Earth is constantly being bombarded with small meteors and space particles, and it is estimated that roughly one percent of the dust in our planet’s atmosphere is of extraterrestrial origin. However, in the wake of the destruction of the asteroid, the researchers believe that the quantity of material entering Earth’s atmosphere from space would have dramatically increased.
"Normally, Earth gains about 40,000 tons of extraterrestrial material every year," says Philipp Heck, an author of the new study, curator at the Field Museum of Natural History in Illinois, and associate professor at the University of Chicago. "Imagine multiplying that by a factor of a thousand or ten thousand."
To contextualize that, in a typical year, one thousand semi trucks' worth of interplanetary dust fall to Earth. In the couple of million years following the collision, it'd be more like 10 million semis. The sheer amount of dust present in the atmosphere would have blocked a significant amount of the Sun’s warming radiation, triggering a gradual cooling of the planet.
The team discovered evidence of the space debris that may have triggered the cooling in 466-million-year-old rocks from sites in Sweden and Russia that once rested on the sea floor. Samples of these rocks were exposed to acid which melted the stone, leaving only extraterrestrial material behind. The researchers then analyzed the chemical makeup of the remnants to determine their origin.

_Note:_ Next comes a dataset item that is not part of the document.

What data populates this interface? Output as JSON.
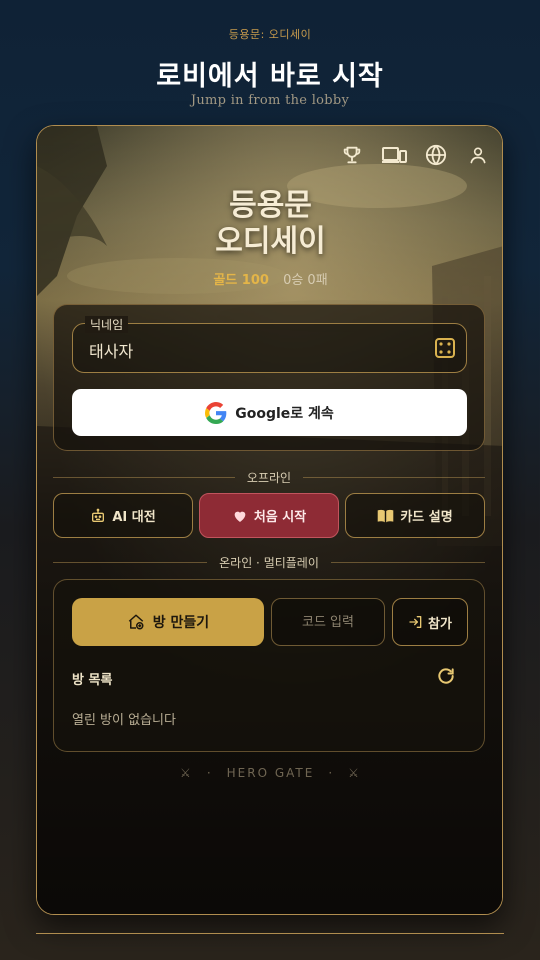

They also measured the content of rocks from the seafloor, looking for specific forms of atoms, or isotopes, that would indicate material that had been exposed to and altered by the interplanetary space environment.
According to the scientists, the results of these experiments supported their hypothesis that the influx of material from a shattered asteroid reached Earth at the same time as, and indeed may have triggered the Ordovician ice age. The team argue that enormous amounts of dust and chunks of the shattered asteroid would have continued to rain down on Earth’s atmosphere for roughly two million years following its destruction.
The effects of the subsequent climate change, though profound, were not as sudden as the changes that led to the extinction of the dinosaurs following the asteroid impact in the Cretaceous-Paleogene period. Instead, life on Earth had time to adapt to the new ecological niches created by the shifting temperatures across the globe. In short, life was given a chance to diversify.
That said, human-led climate change is once again causing the world to change at an alarming rate. Experts have therefore considered the prospect of anchoring asteroids at stable orbital points around the Earth, where their dust would reflect a portion of the Sun’s radiation, thus offsetting the greenhouse effect that is currently warming the planet.
The authors of the new study hope that their data on the asteroid that prompted the Ordovician ice age could help researchers determine how realistic the "captive asteroid" approach could be, by informing their models with real-world data.
The paper on the study has been published in the journal Science Advances.